Chapter 16 Financial Management and Securities Markets





Chapter Outline:

  1. Define current assets and describe some common methods of managing them.
    1. Current Assets – short-term resources such as cash, investments, accounts receivable, and inventory
    2. Managing short-term assets and liabilities is sometimes called working capital management
    3. The chief goal of financial managers who focus on current assets and liabilities it to maximize the return to the business on cash, temporary investments of idle cash.
    4. Managing cash:
      1. Transaction balances
        1. Cash kept on hand to pay normal daily business expenses.
      2. Lockbox
        1. Address for receiving payments that are colleted by the bank and credited to the business’ account
    5. Investing idle cash
      1. Marketable securities
        1. U.S. Treasury bills (T –bills)
          1. Short-term debt obligations of the U.S. government
        2. Commercial certificates of deposit (CD’s)
          1. Issued by commercial banks; available in minimum amounts of $100,000.
        3. Commercial paper
          1. Written promise from one company to another to pay a specific amount of money
        4. Eurodollar market
          1. Market for trading U.S. dollars in foreign countries.
    6. Maximizing accounts receivable
    7. Optimizing inventory

  2. Identify some sources of short-term financing (current liabilities).
    1. Potential sources of short-term cash:
      1. Accounts payable
        1. Trade credit – credit extended by suppliers for the purchase of their goods and services
      2. Bank loans
        1. Line of credit
          1. Bank agrees to lend a specified amount of money upon request
        2. Secured loans
          1. Collateral backs the loan
        3. Unsecured loans
          1. Backed only by the borrower’s good reputation and credit rating
        4. Prime rate
          1. Interest rate commercial banks charge their best customers for short-term loans.
      3. Nonbank liabilities
        1. Virtually all financial institutions from insurance companies to pension funds, make short-term loans
        2. Businesses may sell their accounts receivable to a finance company – known as a factor

  3. Summarize the importance of long-term assets and capital budgeting.
    1. Long-term (fixed) assets – assets expected to last for many years, such as plants and equipment
    2. Capital budgeting – process of analyzing the needs of business and selecting the assets that will maximize its value
      1. Capital budget is the amount of money budgeted for investment in long-term assets.
    3. Assessing risk – every investment in capital assets has risk.
      1. Foreign investment risk
      2. Time risk
      3. Risk affected by stability and competitive nature of the marketplace

  4. Specify how companies finance their operations and manage fixed assets with long-term liabilities, particularly bonds
    1. Long-term liabilities – debts that will be repaid over a number of years, such as long-term loans and bond issues.
    2. Bonds: corporate IOU’s
      1. Debt instrument that a company sells to raise long-term funds.
      2. Issued by corporations, public utilities, nonprofit corporations, etc.
      3. Bonds can be transferred from one owner to another in a bond market
    3. Types of Bonds:
      1. Unsecured bonds
      2. Secured bonds
      3. Serial bonds
      4. Floating-rate bonds
      5. Junk bonds

  5. Discuss how corporations can use equity financing by issuing stock through an investment banker.
    1. Financing with Owner’s Equity
      1. Common Stock – single most important source of financial capital for a new company
        1. Par value
        2. Market value
        3. Capital in excess of par – difference between a stock’s par value and its offering price.
      2. Preferred stock – preference in the distribution of the company’s profits; no voting privileges
      3. Safer investment than common stock
      4. Retained earnings and dividends – profits left over after paying expenses and taxes, can retain some or all of the earnings to invest in corporate expansion or pay out some of the earnings to stockholders
    2. Investment Banking – sale of stocks and bonds for corporations
      1. First time issue is called a "new issue."
      2. First time offer to public is called an initial public offering (IPO).
      3. Primary market – market where firms raise financial capital
      4. Secondary markets are stock exchanges where investors trade their securities with others.
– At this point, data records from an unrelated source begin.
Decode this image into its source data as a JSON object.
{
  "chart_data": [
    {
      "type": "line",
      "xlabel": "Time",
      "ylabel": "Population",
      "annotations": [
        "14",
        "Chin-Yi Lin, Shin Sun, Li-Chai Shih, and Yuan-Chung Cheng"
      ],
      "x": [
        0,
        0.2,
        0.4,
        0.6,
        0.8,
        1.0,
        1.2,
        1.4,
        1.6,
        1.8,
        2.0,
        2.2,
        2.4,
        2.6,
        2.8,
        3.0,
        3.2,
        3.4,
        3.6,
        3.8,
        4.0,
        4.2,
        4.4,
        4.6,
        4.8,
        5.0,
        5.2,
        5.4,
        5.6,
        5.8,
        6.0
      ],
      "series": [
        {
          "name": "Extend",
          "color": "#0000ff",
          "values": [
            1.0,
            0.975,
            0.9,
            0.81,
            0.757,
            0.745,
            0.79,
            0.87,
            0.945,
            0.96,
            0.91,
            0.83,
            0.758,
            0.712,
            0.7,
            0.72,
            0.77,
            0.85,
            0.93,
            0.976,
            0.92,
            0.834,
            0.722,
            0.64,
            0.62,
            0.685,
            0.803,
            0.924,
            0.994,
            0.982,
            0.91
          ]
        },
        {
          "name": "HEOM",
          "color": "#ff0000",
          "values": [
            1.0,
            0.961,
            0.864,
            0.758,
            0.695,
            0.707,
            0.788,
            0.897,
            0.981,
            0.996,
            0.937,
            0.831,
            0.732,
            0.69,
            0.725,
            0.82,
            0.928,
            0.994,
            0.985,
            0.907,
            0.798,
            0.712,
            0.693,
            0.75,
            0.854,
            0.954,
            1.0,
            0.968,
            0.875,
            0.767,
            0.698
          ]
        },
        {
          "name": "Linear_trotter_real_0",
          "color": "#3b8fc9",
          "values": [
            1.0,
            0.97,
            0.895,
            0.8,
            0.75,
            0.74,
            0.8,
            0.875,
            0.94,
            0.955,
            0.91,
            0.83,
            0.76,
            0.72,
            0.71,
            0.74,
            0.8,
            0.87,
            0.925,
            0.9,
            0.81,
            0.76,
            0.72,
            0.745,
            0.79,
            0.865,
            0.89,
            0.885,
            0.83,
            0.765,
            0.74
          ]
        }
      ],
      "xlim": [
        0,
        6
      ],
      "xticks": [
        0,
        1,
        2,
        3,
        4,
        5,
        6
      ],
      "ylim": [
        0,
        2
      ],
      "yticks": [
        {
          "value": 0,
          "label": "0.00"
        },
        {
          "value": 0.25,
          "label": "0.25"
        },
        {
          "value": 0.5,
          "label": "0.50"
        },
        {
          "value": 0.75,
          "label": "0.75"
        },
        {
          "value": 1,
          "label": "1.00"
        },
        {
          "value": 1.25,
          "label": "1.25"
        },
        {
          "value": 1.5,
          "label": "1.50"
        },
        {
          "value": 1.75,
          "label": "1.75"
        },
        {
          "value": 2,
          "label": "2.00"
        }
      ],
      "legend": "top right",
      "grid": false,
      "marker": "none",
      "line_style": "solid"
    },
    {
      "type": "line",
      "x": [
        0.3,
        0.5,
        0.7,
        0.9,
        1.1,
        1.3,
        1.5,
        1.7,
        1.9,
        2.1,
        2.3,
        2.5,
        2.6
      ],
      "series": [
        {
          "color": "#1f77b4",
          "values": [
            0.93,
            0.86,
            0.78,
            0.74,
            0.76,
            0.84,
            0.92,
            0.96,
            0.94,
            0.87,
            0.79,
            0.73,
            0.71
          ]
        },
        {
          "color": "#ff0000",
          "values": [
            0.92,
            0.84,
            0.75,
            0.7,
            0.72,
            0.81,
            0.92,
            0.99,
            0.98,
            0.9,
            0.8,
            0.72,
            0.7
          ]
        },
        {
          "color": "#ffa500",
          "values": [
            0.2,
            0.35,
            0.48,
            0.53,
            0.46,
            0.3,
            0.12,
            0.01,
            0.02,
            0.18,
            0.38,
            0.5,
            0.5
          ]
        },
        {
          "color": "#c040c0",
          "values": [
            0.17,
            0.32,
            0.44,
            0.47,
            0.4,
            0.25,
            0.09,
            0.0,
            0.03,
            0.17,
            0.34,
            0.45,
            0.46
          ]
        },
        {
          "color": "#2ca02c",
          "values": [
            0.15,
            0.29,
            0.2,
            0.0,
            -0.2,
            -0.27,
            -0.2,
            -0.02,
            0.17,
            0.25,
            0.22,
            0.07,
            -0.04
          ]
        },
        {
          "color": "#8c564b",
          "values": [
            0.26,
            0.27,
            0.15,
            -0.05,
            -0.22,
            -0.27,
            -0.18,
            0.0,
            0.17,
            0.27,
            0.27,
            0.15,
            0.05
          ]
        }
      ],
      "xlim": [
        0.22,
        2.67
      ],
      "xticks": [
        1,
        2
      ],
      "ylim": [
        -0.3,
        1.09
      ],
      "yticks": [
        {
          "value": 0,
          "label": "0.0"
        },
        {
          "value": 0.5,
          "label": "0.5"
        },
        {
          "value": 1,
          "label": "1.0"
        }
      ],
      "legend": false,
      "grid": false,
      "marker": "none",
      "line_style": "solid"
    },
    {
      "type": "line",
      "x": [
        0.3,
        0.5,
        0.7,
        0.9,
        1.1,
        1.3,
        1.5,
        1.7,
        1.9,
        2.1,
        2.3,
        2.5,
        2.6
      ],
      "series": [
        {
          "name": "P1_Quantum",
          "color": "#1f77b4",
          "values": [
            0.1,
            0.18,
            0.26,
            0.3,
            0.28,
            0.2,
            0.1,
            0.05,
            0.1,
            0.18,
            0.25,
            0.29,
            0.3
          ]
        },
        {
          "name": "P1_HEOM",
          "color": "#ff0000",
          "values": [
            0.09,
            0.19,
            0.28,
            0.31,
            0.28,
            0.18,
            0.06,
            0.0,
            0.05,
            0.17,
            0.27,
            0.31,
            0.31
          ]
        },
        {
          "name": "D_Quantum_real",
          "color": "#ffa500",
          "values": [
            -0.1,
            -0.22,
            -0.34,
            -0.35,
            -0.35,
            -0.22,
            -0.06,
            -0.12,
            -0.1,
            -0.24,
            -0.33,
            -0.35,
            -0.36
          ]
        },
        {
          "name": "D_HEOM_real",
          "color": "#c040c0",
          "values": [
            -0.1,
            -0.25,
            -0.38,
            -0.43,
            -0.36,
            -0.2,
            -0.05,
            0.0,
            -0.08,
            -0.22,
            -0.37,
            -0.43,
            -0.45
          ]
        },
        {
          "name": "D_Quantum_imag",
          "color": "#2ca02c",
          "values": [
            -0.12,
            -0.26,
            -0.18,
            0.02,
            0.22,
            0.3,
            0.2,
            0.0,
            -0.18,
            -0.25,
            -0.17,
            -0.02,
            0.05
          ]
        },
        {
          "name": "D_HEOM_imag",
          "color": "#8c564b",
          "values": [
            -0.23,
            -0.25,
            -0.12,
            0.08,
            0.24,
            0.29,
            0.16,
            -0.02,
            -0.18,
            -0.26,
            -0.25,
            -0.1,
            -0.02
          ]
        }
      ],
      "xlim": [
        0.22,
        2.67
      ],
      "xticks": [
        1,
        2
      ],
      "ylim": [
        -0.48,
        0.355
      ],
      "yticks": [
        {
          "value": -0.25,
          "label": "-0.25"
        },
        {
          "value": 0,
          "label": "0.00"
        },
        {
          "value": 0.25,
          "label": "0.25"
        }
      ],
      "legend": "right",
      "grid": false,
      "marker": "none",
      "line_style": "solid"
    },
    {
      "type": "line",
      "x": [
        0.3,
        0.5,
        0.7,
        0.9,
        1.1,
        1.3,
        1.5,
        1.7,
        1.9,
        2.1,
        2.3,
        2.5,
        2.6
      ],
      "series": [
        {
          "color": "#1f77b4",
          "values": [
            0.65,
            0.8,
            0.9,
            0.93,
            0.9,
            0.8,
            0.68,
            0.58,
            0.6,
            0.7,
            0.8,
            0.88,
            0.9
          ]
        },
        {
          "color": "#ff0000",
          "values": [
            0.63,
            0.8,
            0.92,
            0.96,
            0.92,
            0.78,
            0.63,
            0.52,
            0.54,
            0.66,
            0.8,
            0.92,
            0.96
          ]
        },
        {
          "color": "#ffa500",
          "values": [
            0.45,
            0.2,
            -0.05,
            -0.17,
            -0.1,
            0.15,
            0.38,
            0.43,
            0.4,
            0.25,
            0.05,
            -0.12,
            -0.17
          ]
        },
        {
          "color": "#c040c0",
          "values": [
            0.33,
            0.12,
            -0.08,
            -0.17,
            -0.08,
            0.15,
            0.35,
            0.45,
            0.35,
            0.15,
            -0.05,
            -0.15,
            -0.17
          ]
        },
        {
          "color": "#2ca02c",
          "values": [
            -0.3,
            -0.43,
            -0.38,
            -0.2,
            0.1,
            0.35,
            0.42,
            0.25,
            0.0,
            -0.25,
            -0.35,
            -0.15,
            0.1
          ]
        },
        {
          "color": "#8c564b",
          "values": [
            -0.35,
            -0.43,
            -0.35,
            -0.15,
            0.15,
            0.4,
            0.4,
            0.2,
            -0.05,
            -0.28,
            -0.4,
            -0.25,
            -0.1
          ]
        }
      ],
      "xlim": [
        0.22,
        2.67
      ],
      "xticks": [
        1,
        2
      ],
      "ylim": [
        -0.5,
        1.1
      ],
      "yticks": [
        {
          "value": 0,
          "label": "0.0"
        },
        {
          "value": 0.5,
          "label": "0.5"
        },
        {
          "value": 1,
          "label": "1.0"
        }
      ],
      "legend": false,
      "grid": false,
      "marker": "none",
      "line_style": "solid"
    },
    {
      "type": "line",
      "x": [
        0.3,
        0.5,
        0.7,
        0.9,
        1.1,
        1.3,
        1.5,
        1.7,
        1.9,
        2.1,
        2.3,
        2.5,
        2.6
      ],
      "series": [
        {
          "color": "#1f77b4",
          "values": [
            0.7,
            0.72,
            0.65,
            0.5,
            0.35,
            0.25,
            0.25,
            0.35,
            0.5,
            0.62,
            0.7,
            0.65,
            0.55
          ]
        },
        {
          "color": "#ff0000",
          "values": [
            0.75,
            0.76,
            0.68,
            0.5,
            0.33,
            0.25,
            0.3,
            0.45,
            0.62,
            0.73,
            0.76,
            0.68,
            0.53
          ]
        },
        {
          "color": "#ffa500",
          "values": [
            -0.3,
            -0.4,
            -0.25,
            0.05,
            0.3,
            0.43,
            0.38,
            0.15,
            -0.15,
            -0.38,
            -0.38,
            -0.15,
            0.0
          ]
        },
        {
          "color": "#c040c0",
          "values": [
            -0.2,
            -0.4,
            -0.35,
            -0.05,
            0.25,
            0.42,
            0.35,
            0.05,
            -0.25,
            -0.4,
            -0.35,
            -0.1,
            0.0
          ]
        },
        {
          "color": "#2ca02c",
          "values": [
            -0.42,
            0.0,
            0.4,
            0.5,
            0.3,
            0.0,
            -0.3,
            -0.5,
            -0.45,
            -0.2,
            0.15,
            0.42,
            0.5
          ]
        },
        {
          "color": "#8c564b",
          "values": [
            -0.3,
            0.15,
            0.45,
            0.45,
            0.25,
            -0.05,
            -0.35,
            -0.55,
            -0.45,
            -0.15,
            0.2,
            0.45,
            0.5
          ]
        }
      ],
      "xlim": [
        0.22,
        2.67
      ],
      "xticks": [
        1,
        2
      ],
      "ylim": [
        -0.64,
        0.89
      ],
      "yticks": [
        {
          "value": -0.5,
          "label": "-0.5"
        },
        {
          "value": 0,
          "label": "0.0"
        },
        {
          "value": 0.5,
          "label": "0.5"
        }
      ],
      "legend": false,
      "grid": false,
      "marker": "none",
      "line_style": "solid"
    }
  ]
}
  6. Describe the various securities markets in the United States
    1. Securities markets – provide the mechanism for buying and selling securities.
    2. Organized exchanges are central locations where investors buy and sell securities.
      1. Buyers and sellers are not actually present
      2. Brokers represent them
      3. The New York Stock Exchange (NYSE) is the largest and most important of all exchanges in the U.S.
    3. Over the counter (OTC) market is a network of dealers all over the country linked by computers, telephones, and Teletype machines. There is no central location.
    4. Measuring market performance through averages and indexes is important
      1. An index compares current stock prices with those of a specified base period.
      2. An average is the average of certain stock prices.
      3. Many investors follow the activity of the Dow Jones Industrial Average (DIJA)
      4. A period of large increases in stock prices is known as a bull market, while a declining market is known as a bear market.